Police, DuPage minority leaders 'want to find peace and harmony'
Naomi Ruth Barber King had the right audience Tuesday in Naperville when she told a story about her brother-in-law, Dr. Martin Luther King Jr., and his interactions with police.
King, 86, spoke as an honored guest in front of roughly 80 police chiefs, Naperville and DuPage County officials and African-American leaders convened by a group called Unity Partnership to discuss ways in which police and communities can better work together.
She recalled a story of her brother-in-law's calm, turn-the-other-cheek reaction one night after he had been detained by a police officer, whom he said tried to strangle him with his necktie.
"'The more they abuse us,'" Dr. King told his sister-in-law in the story she relayed Tuesday, "'that is the more we've got to forgive them and love them.'"

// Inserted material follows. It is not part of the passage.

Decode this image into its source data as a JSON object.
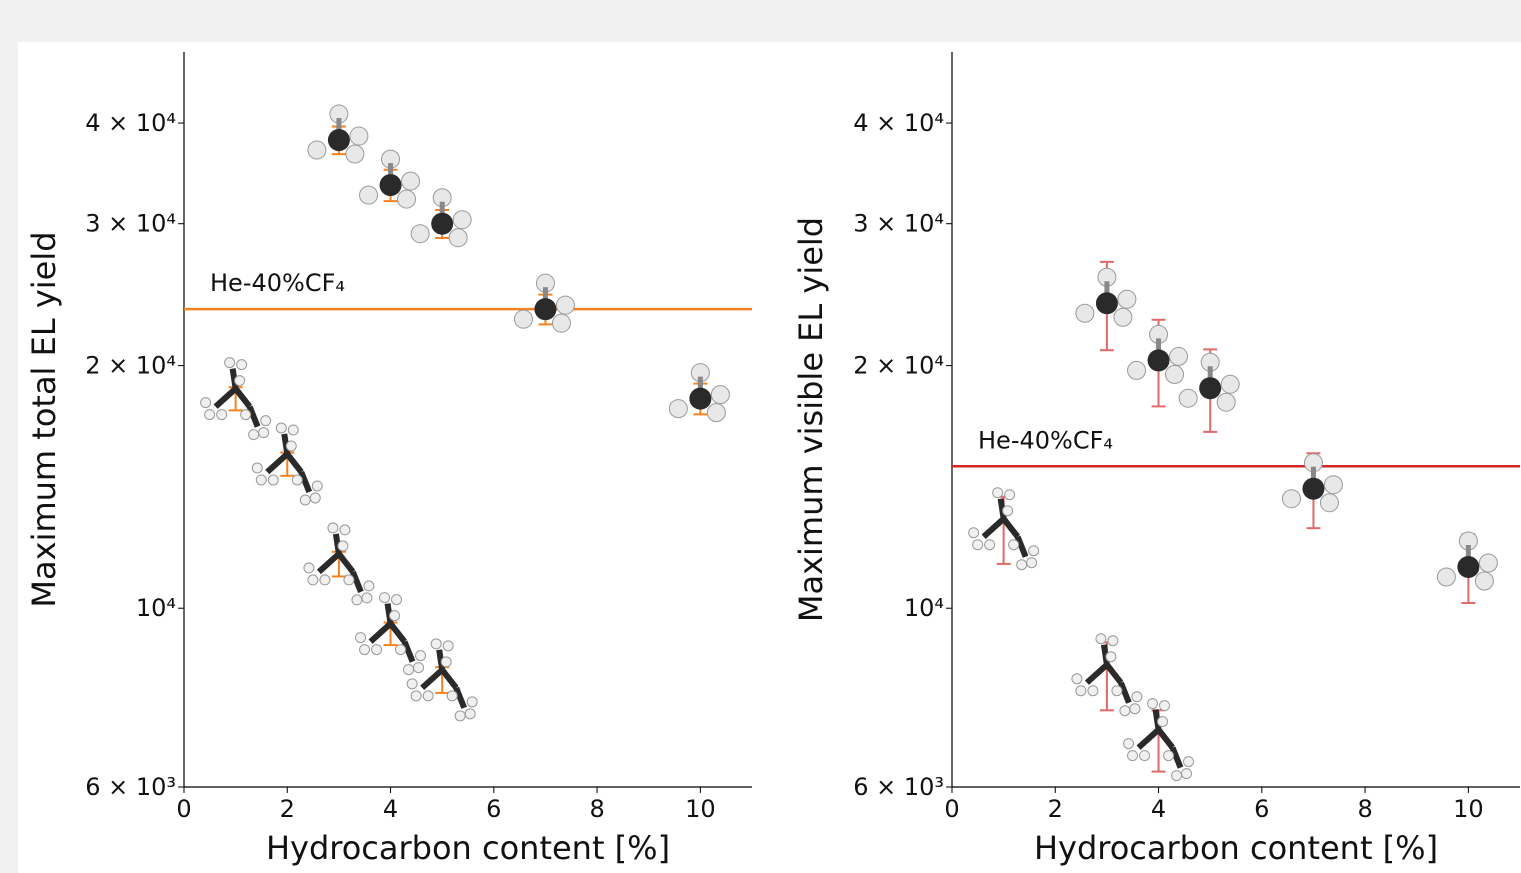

Naomi King, dubbed "the Queen of the Kings," shared her message as the police leaders and "change agents" in attendance during a luncheon at The Craftsman by Two Brothers talked about strategies to continue the civil rights work her activist brother-in-law started.
"It appears today, now, that we are all in the same boat," said Regina Brent of Aurora, president and founder of Unity Partnership. "We want to find peace and harmony."
Progress toward a better understanding of minority communities and more equitable treatment from police will come from working together, leaders representing both sides said.
"We need each other," said Dwayne Betts, deputy chief of the Chicago Police Department, who runs the Office of Community Policing. "We cannot fix this with just police alone."
Unity Partnership doesn't want them to. For the past two years, the group, based in DuPage County, has been working in concert with chiefs to address issues in policing that sometimes make it feel as if black people are the only ones who commit crimes, said Fred Greenwood, Unity Partnership vice president.
The group took shape after Brent and Lisle police Chief David Anderson connected during a funeral service in Lisle for Sandra Bland, the Villa Park native and one-time Naperville resident who was found dead in a Texas jail cell in July 2015.
"When I went to get my folks, he went to get his folks," Brent said, and a partnership formed involving African-American leaders and police chiefs from towns such as Darien, Naperville, Oak Brook and Woodridge.
"What's becoming more apparent, the more we work together, is we all want the same thing," said Oak Brook Chief James Krueger: Safe communities in which to pursue the American dream.
Tuesday's gathering was co-hosted by the Illinois Association of Chiefs of Police, of which Krueger is president. The association's executive director, Ed Wojcicki, said he and the chiefs he represents are committed to "being a part of the solution to whatever racial divide we have in this country."
To show that commitment, Brent encouraged those in attendance to find new ways to work together, especially to help youths. Growing up in Chicago with relatives who worked as police officers, Brent said she trusted cops and saw them as "Officer Friendly," a benevolent force there to protect and preserve a safe way of life.
"Unity Partnership's goal and passion and intention," she said, "is to try to adopt that same theory across the lay of this land."